La posizione dei Radicali che può essere semplice o semplicista è che una soluzione è a portata di mano, ossia  basata sull’integrità personale, l’impegno politico, il meticoloso rispetto per lo stato di diritto, Tutto il resto è un escamotage, per utilizzare una parola  cara a Bordin.  Quando l’ex direttore  della radio è scomparso in aprile è stato come la fine di qualcosa di importante per tutti noi che vogliamo “conoscere per deliberare”, come hanno sempre sostenuto giustamente i Radicali.
L’esperimento di Radio Radicale iniziato nel 1975 è durato più a lungo di quanto ci si potesse aspettare. E subito il giornale giustizialista “Il Fatto Quotidiano” ne ha approfittato per pubblicare un commento del direttore Marco Travaglio dal titolo “Liberisti con i soldi degli altri”. L’obiettivo: colpire la radio dove più fa male. “Che noia, i Radicali vogliono approfittare della morte del nostro più caro nemico, Massimo Bordin, iniziando a piagnucolare di nuovo lamentandosi come sempre del regime di cui hanno fatto parte per cinquant’anni. Si descrivono come liberisti e libertari e poi chiedono soldi allo Stato illiberale che attaccano dall’inizio dei tempi”, scriveva Travaglio.
Ma la verità è un’altra: Radio Radicale chiede da anni che il suo contratto per la convenzione con il Governo sia messo a gara permettendo così alla radio di competere  nel mercato in cui i Radicali credono con passione. Non possiamo dimenticare però che la dura   realtà per i liberali e i Radicali è che non sono amati da nessuno. Le loro campagne progressiste sui diritti sociali hanno alienato i conservatori del Paese. Le loro convinzioni del libero mercato, il loro sostegno a Israele gli hanno messo contro molti a sinistra. La loro laicità militante ha portato a ripetuti scontri con la chiesa cattolica, una istituzione che Radio Radicale ha seguito sempre in maniera rigorosa e senza reverenza. Quanto ai populisti, anche senza il garantismo dei Radicali la loro posizione pro-Unione Europea è già di per sè abbastanza per alienare la nuova classe dirigente.

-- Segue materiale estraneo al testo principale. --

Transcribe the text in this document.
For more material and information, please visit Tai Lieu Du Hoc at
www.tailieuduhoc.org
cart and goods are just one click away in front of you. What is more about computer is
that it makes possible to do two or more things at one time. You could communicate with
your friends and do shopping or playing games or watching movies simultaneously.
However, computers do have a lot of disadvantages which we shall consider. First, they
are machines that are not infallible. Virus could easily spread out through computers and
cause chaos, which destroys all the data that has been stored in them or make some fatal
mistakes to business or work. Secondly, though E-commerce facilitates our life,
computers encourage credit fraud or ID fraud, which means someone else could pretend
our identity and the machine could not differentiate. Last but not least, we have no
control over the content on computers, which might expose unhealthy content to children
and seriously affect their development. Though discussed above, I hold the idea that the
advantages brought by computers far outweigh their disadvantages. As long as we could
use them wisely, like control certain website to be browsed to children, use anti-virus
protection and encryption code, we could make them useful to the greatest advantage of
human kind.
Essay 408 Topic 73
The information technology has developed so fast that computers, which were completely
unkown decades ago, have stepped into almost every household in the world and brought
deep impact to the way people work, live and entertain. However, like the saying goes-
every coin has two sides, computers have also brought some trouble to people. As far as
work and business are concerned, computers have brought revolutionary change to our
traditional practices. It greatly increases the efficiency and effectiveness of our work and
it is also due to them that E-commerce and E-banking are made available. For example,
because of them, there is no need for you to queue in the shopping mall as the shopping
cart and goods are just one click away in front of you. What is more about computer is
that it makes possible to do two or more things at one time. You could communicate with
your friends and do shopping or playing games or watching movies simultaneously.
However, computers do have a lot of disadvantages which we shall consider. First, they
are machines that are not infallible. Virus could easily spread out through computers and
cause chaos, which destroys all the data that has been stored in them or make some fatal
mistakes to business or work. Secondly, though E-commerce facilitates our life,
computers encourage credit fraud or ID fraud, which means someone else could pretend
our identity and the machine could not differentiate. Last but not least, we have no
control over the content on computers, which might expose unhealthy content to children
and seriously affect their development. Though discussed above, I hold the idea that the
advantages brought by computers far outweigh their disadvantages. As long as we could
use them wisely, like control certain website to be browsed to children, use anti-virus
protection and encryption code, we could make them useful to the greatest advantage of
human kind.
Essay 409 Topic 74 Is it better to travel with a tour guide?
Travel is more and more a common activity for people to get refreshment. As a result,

Questo isolamento significa che a prescindere del più ampio significato per la democrazia, della trasparenza, del metodo di Radio Radicale i fondi pubblici sarebbero diventati prima o poi un problema. Un altro problema invece riguarda i soldi provenienti dai privati sotto forma di pubblicità. Bene, questa soluzione renderebbe Radio Radicale come tutti gli altri media con una posizione editoriale di fatto compromessa da chi mette i soldi per condizionare la vita del Paese. Auguriamoci che questo non avvenga mai e che Radio Radicale non si spenga ma che continui il suo prezioso lavoro.